Guidance on making asynchronous queries


I was wondering if there documentation on how to conduct asynchronous queries of data (just like the example for upserts in parallel. My index is relatively small (20k vectors) but I need to query millions of ‘unseen’ vectors against the index to find similar vectors.


1 Like

Hi @jltparc,

First, welcome to the Pinecone forums!

Queries are run in the order they’re received, and are non-blocking read operations. So you shouldn’t have to include any asynchronous logic when running them.

Can you share more details about the types of queries you’re running? If you’re running hundreds at a time we don’t have a mechanism for batched reads like with upserts; there’s a deprecated method in the docs to query multiple vectors simultaneously but we don’t recommend using that.

You might be able to average your vectors in groups, run a single read on the resulting vector, then only query the constituent vectors if that one meets a certain threshold. This may take some experimenting to get right (if your outliers are too close to your corpus of expected values they may get drowned out if they’re averaged with too many expected values).

Hi @Cory_Pinecone – thanks for the response. To clarify non-blocking read operations, it seems that index.query is a blocking operation in the current version of the Python SDK, and (as you mention) the batched query system seems to be deprecated.

As such, in a use case where a large of queries need to be made at once, the naive approach does not allow any parallelization. Is the guidance to use the built-in Python primitives for parallelism (asyncio, threadpool, etc), or is there any Pinecone specific recommendations? I’m not able to find much in the documentation and SDK source code, so I imagine the Python builtins are my best bet, but wanted to check.



You were able to find any best practices here?

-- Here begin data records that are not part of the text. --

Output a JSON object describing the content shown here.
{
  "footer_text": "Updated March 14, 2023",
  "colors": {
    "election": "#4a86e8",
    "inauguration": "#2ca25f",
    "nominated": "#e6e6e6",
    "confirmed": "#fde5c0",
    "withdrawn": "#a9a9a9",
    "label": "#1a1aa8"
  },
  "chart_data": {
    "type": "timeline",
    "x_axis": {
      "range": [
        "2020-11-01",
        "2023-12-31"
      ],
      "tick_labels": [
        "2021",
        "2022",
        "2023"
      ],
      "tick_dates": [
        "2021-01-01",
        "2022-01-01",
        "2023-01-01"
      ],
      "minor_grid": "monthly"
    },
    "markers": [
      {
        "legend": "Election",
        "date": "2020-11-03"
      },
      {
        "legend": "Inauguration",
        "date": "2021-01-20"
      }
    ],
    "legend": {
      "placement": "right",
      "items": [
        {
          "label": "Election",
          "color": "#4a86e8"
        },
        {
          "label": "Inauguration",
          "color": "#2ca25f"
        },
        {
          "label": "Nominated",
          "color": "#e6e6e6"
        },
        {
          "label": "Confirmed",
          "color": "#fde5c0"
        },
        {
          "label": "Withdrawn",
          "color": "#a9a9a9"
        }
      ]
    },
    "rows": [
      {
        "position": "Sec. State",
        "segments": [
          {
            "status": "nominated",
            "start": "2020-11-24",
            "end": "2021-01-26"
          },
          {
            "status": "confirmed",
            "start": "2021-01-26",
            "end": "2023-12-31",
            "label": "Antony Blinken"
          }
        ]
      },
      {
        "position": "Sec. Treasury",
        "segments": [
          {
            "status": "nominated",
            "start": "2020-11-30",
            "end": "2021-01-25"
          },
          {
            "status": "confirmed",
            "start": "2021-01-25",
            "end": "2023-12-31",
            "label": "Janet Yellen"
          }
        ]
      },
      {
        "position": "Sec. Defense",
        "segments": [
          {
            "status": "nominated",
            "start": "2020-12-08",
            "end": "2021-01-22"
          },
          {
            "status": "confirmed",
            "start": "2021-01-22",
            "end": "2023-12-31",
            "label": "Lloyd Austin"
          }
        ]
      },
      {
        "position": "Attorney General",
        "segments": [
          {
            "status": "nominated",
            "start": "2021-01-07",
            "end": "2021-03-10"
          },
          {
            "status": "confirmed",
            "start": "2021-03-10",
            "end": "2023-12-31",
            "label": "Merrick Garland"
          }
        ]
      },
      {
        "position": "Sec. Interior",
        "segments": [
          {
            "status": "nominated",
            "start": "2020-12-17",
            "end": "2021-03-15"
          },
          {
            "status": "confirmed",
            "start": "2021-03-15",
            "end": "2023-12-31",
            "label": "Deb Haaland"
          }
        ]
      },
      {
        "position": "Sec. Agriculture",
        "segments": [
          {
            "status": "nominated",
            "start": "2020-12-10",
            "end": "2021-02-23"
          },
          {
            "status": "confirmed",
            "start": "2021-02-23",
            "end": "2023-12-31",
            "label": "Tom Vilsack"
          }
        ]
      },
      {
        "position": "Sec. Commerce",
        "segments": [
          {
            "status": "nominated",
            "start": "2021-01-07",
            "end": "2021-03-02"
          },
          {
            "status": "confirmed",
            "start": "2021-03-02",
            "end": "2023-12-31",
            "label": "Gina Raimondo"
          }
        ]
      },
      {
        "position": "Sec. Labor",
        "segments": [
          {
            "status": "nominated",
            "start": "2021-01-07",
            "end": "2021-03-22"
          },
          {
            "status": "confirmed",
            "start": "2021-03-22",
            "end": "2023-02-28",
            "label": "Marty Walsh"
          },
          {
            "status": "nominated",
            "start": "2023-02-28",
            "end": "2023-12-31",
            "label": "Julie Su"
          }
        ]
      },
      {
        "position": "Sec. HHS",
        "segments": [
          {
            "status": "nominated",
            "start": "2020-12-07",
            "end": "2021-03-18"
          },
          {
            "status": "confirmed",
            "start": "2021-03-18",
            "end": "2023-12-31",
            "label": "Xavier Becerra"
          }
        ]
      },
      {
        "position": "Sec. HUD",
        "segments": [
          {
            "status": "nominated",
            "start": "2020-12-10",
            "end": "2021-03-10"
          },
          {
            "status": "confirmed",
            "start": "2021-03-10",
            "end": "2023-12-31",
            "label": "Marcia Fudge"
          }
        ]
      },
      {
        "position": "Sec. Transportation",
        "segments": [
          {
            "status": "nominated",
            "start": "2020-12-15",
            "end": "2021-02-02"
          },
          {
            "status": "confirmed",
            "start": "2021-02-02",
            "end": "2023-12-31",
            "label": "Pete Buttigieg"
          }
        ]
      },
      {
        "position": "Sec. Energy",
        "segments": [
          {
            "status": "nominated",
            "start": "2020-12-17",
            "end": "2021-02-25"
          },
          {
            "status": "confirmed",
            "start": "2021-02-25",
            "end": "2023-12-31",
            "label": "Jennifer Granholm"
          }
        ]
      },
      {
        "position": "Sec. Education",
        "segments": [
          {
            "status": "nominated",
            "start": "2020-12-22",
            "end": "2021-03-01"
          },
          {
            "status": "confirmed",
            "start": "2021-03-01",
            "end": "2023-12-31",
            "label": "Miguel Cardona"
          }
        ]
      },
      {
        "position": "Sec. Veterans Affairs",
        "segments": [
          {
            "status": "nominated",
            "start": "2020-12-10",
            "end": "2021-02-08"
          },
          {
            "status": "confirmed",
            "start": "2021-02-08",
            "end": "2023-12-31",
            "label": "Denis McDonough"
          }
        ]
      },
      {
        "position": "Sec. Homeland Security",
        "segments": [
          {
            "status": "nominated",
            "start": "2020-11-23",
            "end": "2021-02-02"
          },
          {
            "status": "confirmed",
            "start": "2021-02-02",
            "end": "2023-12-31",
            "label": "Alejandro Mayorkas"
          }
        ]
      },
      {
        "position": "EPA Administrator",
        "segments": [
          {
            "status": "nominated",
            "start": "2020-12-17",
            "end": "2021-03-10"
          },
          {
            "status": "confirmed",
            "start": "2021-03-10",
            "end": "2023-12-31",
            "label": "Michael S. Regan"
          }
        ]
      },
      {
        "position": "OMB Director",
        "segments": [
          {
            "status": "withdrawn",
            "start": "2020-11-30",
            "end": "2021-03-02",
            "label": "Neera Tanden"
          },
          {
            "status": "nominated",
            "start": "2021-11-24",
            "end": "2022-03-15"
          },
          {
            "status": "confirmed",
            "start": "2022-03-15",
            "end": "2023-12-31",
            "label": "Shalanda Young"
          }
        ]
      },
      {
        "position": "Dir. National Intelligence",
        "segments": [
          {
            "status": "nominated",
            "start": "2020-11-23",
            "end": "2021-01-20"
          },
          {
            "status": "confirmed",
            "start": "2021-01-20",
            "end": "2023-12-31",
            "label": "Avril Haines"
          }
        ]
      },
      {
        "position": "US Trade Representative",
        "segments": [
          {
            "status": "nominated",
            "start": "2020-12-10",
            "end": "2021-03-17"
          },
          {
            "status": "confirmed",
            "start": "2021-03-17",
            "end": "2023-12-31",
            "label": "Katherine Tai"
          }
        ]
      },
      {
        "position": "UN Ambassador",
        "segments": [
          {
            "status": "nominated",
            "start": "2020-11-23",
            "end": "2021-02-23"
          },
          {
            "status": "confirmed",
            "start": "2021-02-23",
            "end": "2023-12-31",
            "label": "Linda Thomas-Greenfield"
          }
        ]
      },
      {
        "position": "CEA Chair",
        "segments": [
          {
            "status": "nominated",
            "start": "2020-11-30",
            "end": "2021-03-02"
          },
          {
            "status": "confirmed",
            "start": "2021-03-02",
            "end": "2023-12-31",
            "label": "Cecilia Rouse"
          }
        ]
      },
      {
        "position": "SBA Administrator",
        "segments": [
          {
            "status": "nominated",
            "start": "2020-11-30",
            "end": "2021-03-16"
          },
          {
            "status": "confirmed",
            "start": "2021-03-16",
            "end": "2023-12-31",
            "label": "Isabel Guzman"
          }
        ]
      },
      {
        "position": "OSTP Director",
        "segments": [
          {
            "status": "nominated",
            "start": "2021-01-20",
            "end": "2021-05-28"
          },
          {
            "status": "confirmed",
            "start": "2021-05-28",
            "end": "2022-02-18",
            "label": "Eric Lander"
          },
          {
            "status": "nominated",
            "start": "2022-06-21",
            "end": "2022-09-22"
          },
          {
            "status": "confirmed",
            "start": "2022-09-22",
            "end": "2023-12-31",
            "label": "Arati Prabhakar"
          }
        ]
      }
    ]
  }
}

I would also want to be able to await an index.query. Making it blocking greatly reduces performance when lots of sequential queries are necessary.

1 Like

i am querying against over 3million input embeddings. so i need this to be as fast as possible. so parallel querying (e.g. multiple pods or replicas??) would be very helpful. a best practices code in python would be very useful

I made changes to support async querying. It turns out the underlying HTTP library does support this (through multiprocessing pool), if you pass async_req=True to query. However, the pinecone library’s Index::query method doesn’t handle the AsyncResult that comes back, as they attempt to parse_query_response assuming it’s actually a response instead of an AsyncResult. So I inherited off of Index and made my own class.

You can see the approach here:

It returns an ‘AsyncHandle’ (wrapper class in the gist), so you can call ‘get’ when you want to wait for the results. I didn’t have an easier way to chain this on short notice.

To use, instantiate AsyncIndex with num_threads to be like 30 or something. Remember you want to keep the index around.